Spring 2021

Introduction

How are stock returns distributed? According to [1], stock returns used to be interpreted as being normally distributed. Rather, real life data tend to have a thicker tail. This means that if we use a financial model based on normal return distribution, extreme events would occur more often than expected. This would consequently lead to large, unexpected losses.

Simple googling shows that people have been exploring different distribution functions, trying to find which is a better fit. One attempt[2] proves that returns are NOT normally distributed, and proposes the Laplace distribution instead. Hmm... not a bad idea? Unfortunately, the authors only disproves the Normal distribution hypothesis using the Shapiro-Wilk test and tests the Laplace distribution by simply plotting the cumulative distribution functions (CDFs).
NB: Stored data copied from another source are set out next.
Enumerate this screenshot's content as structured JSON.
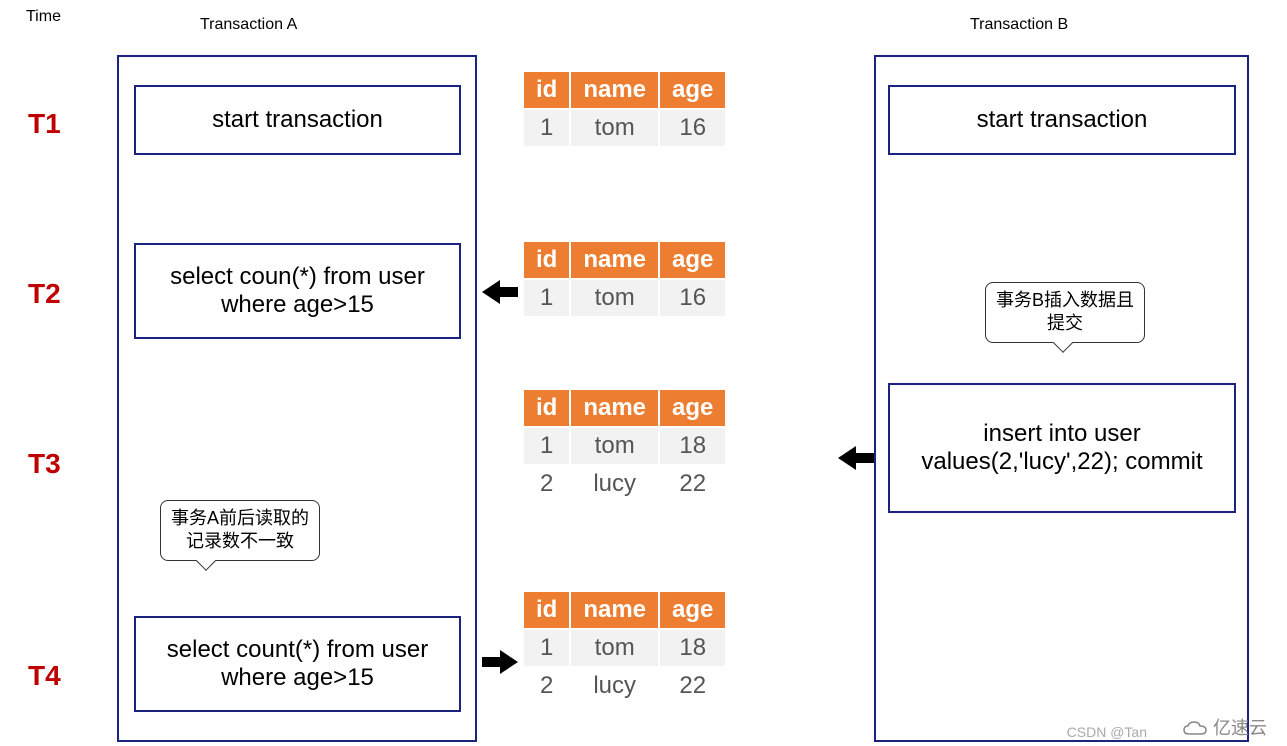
{
  "headers": {
    "time": "Time",
    "txA": "Transaction A",
    "txB": "Transaction B"
  },
  "timeLabels": [
    "T1",
    "T2",
    "T3",
    "T4"
  ],
  "txA": {
    "t1": "start transaction",
    "t2": "select coun(*) from user where age>15",
    "t4": "select count(*) from user where age>15"
  },
  "txB": {
    "t1": "start transaction",
    "t3": "insert into user values(2,'lucy',22); commit"
  },
  "tableHeaders": [
    "id",
    "name",
    "age"
  ],
  "tables": {
    "t1": [
      [
        "1",
        "tom",
        "16"
      ]
    ],
    "t2": [
      [
        "1",
        "tom",
        "16"
      ]
    ],
    "t3": [
      [
        "1",
        "tom",
        "18"
      ],
      [
        "2",
        "lucy",
        "22"
      ]
    ],
    "t4": [
      [
        "1",
        "tom",
        "18"
      ],
      [
        "2",
        "lucy",
        "22"
      ]
    ]
  },
  "speech": {
    "txA": "事务A前后读取的记录数不一致",
    "txB": "事务B插入数据且提交"
  },
  "watermark": {
    "csdn": "CSDN @Tan",
    "yisu": "亿速云"
  },
  "colors": {
    "timeLabel": "#c00000",
    "border": "#1a237e",
    "tableHeader": "#ed7d31"
  }
}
Hence, I took the pleasure to take the paper one step further and try a goodness-of-fit test for the Laplace distribution!

Data

For this simple test, I chose four big stocks from S&P: Apple, Microsoft, GM and IBM. Not much reason behind this choice, really, other than that they are probably more prone to anomalies...? (which is also a clueless guess by the way). I took the daily change in closing price of each stock from the first day of 2018 to the last. Data was gathered using Yahoo finance API.

Plotting the Laplace curve onto the histograms does look somewhat promising, at least more than normal distributions. Hopefully, a statistical test would prove this. So, my next step would be to choose the suitable goodness-of-fit test!
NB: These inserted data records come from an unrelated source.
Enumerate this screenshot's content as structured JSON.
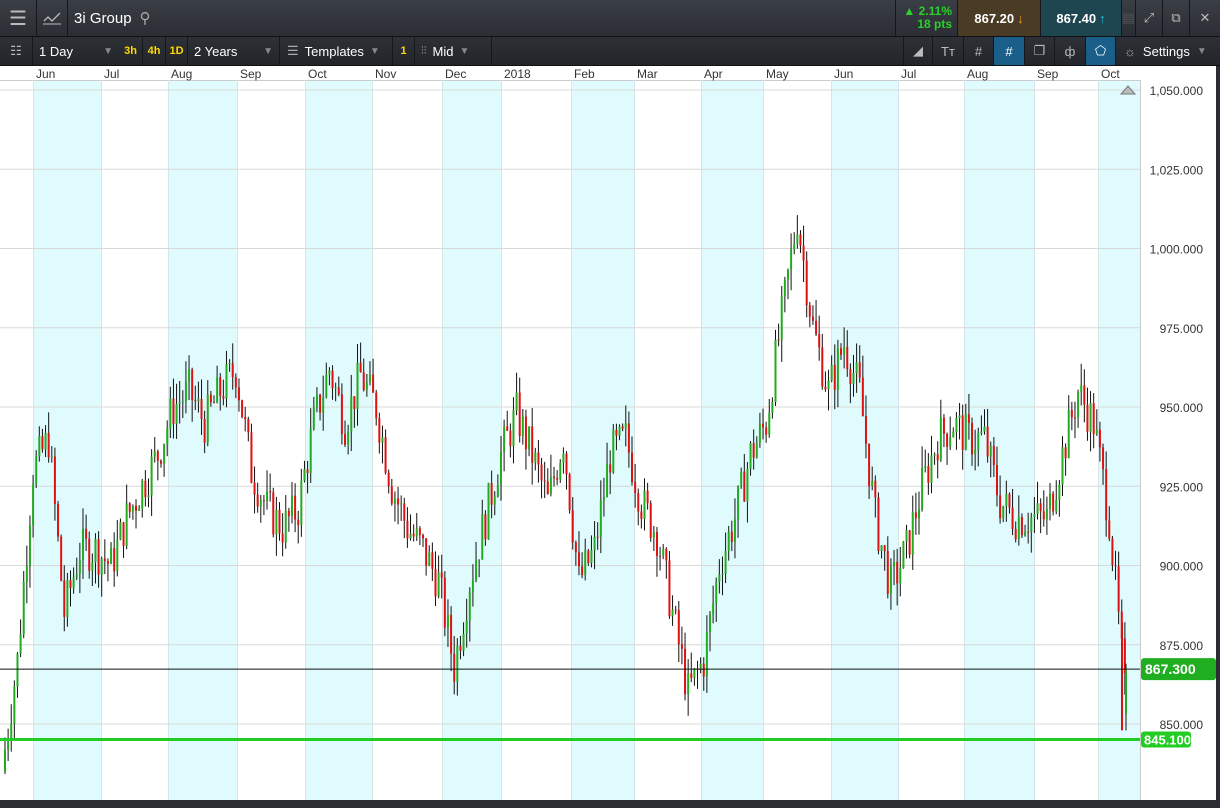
{
  "header": {
    "instrument": "3i Group",
    "change_pct": "2.11%",
    "change_pts": "18 pts",
    "sell_price": "867.20",
    "buy_price": "867.40"
  },
  "toolbar": {
    "interval": "1 Day",
    "quick_intervals": [
      "3h",
      "4h",
      "1D"
    ],
    "range": "2 Years",
    "templates_label": "Templates",
    "templates_count": "1",
    "price_type": "Mid",
    "settings_label": "Settings"
  },
  "colors": {
    "up": "#22aa22",
    "down": "#dd1111",
    "shade": "#e0fbfd",
    "tag": "#1fae1f"
  },
  "chart_data": {
    "type": "candlestick",
    "title": "3i Group",
    "x_tick_labels": [
      "Jun",
      "Jul",
      "Aug",
      "Sep",
      "Oct",
      "Nov",
      "Dec",
      "2018",
      "Feb",
      "Mar",
      "Apr",
      "May",
      "Jun",
      "Jul",
      "Aug",
      "Sep",
      "Oct"
    ],
    "y_tick_labels": [
      "1,050.000",
      "1,025.000",
      "1,000.000",
      "975.000",
      "950.000",
      "925.000",
      "900.000",
      "875.000",
      "850.000"
    ],
    "y_ticks": [
      1050,
      1025,
      1000,
      975,
      950,
      925,
      900,
      875,
      850
    ],
    "ylim": [
      822,
      1058
    ],
    "weekly_closes": [
      835,
      870,
      930,
      940,
      885,
      905,
      905,
      900,
      915,
      925,
      935,
      950,
      955,
      945,
      955,
      962,
      930,
      918,
      912,
      918,
      945,
      962,
      945,
      960,
      950,
      925,
      912,
      905,
      895,
      868,
      895,
      915,
      935,
      948,
      935,
      920,
      940,
      895,
      905,
      935,
      940,
      920,
      910,
      885,
      860,
      870,
      900,
      915,
      935,
      945,
      978,
      1010,
      975,
      955,
      970,
      955,
      915,
      893,
      905,
      925,
      940,
      945,
      940,
      940,
      920,
      915,
      915,
      915,
      935,
      955,
      945,
      915,
      860
    ],
    "last_price": 867.3,
    "last_price_label": "867.300",
    "support_level": 845.1,
    "support_label": "845.100"
  }
}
Kolmogorov-Smirnov Test...?

Upon tabs and windows of pages, I noticed that most articles use the Kolmogorov-Smirnov test (K-S test) when proposing a new distribution hypothesis. But upon inspection, the K-S test does not seem suitable for this purpose.

Roughly speaking, the K-S test measures how good a distribution function describes a set of data using the maximum difference between two cumulative distribution functions: the empirical CDF of actual data, and a hypothesized CDF.

Comparing two CDF, the black arrow representing the maximum difference.

Comparing two CDF, the black arrow representing the maximum difference.

However, the maximum difference would usually occur somewhere near the peak of the distribution (mean/median), or at least not at the tails. But as mentioned previously, one of the biggest reasons we consider stock return to be not normally distributed the thicker tails. Consequently, the K-S test is unsuited for our purpose.